In the present case, neither perospirone 8 mg, risperidone 4 mg, nor aripiprazole 3 mg was effective for treating hallucinations; however, sertraline 100 mg with aripiprazole 3 mg was remarkably effective for both depression and hallucinations, and suspension of aripiprazole caused the recurrence of depression. The clinical course suggests that their combination and not monotherapy with either medication was effective in the present case. The ineffectiveness of antipsychotics monotherapy is compatible with Blumer's description of IIP as severe IDD [5], [21]. Sertraline with adjunctive aripiprazole was shown to be superior to sertraline monotherapy for major depression in two randomized, double-blind, placebo-controlled trials [29], [30]. The mechanism of efficacy of aripiprazole adjunction in humans is largely unknown, but in a study using animal models of depression comparing the efficacy of aripiprazole as an adjunct to various antidepressants, only desipramine, a selective norepinephrine reuptake inhibitor, was not augmented by aripiprazole, suggesting a complex regulation between dopamine D2 and serotonin 5-HT1A and 5-HT2A receptors [31]. Blumer recommended the addition of a second antidepressant in treatment-refractory cases of IIP, and we reproduced a similar remarkable efficacy with a modern, well-established augmentation therapy in endogenous major depression. Notably, IIP and severe IDD is symptomatically closer to schizophrenia or schizoaffective disorder than psychotic depression, whereas the treatment response profile resembles that of the latter. Sertraline with adjunctive low-dose aripiprazole should be considered in treatment-refractory IDD especially with psychotic features.

Conclusion

We reported a case of IDD comorbid with IIP with prominent cenesthetic hallucinations. Mood symptoms were difficult to detect; however, once detected, treatment with sertraline augmented with aripiprazole was remarkably effective for both the psychotic and mood symptoms.
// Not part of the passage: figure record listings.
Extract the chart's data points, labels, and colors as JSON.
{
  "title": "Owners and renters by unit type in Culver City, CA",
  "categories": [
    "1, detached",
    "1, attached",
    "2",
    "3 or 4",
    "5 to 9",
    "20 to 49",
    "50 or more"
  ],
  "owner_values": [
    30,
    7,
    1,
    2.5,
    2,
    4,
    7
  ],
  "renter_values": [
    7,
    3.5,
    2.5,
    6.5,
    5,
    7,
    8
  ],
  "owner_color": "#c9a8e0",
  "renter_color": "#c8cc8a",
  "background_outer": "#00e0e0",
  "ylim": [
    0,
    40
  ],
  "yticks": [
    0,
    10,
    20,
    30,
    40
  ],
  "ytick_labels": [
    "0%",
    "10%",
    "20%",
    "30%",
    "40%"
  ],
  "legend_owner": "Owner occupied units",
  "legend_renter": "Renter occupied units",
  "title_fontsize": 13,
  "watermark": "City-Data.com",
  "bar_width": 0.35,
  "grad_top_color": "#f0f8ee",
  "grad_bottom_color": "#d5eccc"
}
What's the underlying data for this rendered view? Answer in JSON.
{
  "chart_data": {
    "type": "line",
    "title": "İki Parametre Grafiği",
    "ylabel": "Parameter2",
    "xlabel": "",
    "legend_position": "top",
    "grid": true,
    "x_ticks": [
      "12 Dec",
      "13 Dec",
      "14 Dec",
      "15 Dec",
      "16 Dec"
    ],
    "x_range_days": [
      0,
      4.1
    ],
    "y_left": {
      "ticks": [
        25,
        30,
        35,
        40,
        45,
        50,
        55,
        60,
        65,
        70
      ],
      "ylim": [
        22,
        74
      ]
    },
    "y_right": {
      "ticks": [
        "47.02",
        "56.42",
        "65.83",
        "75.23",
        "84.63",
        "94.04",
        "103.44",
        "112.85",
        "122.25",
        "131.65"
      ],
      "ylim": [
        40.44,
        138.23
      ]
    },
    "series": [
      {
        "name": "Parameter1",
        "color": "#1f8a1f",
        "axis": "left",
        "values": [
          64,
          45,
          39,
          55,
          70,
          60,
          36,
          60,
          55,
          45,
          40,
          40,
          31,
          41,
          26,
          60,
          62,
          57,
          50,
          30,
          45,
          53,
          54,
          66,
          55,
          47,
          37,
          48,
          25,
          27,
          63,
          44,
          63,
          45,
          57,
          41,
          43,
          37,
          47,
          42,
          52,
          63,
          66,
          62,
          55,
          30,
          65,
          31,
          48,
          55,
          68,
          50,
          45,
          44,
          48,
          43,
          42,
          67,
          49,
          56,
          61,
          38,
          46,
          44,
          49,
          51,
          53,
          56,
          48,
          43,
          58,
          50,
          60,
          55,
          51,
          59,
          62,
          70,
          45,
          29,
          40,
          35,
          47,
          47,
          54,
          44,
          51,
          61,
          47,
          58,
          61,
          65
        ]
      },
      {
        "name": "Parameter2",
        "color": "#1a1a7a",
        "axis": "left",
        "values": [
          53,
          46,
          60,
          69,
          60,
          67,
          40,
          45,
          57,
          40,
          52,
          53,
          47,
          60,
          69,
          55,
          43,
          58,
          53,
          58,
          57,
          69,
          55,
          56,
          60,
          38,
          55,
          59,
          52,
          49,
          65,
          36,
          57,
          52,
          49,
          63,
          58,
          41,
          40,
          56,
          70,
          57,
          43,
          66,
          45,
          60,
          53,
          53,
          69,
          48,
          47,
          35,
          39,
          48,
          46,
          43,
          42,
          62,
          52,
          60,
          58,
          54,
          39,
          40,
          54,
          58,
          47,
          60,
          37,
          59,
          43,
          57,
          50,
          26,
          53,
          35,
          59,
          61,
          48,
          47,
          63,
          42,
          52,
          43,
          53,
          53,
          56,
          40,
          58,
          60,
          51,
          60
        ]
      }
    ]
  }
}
The previously reported concept of IIP as severe IDD well fits this case. Therefore, the nosological relationship between IIP and IDD should be further clarified in the future. Considering that mood symptoms tend to be underrecognized, even if derived from self-report inventories, an objective psychiatric assessment delivered by qualified clinicians is essential for the accurate diagnosis of IDD.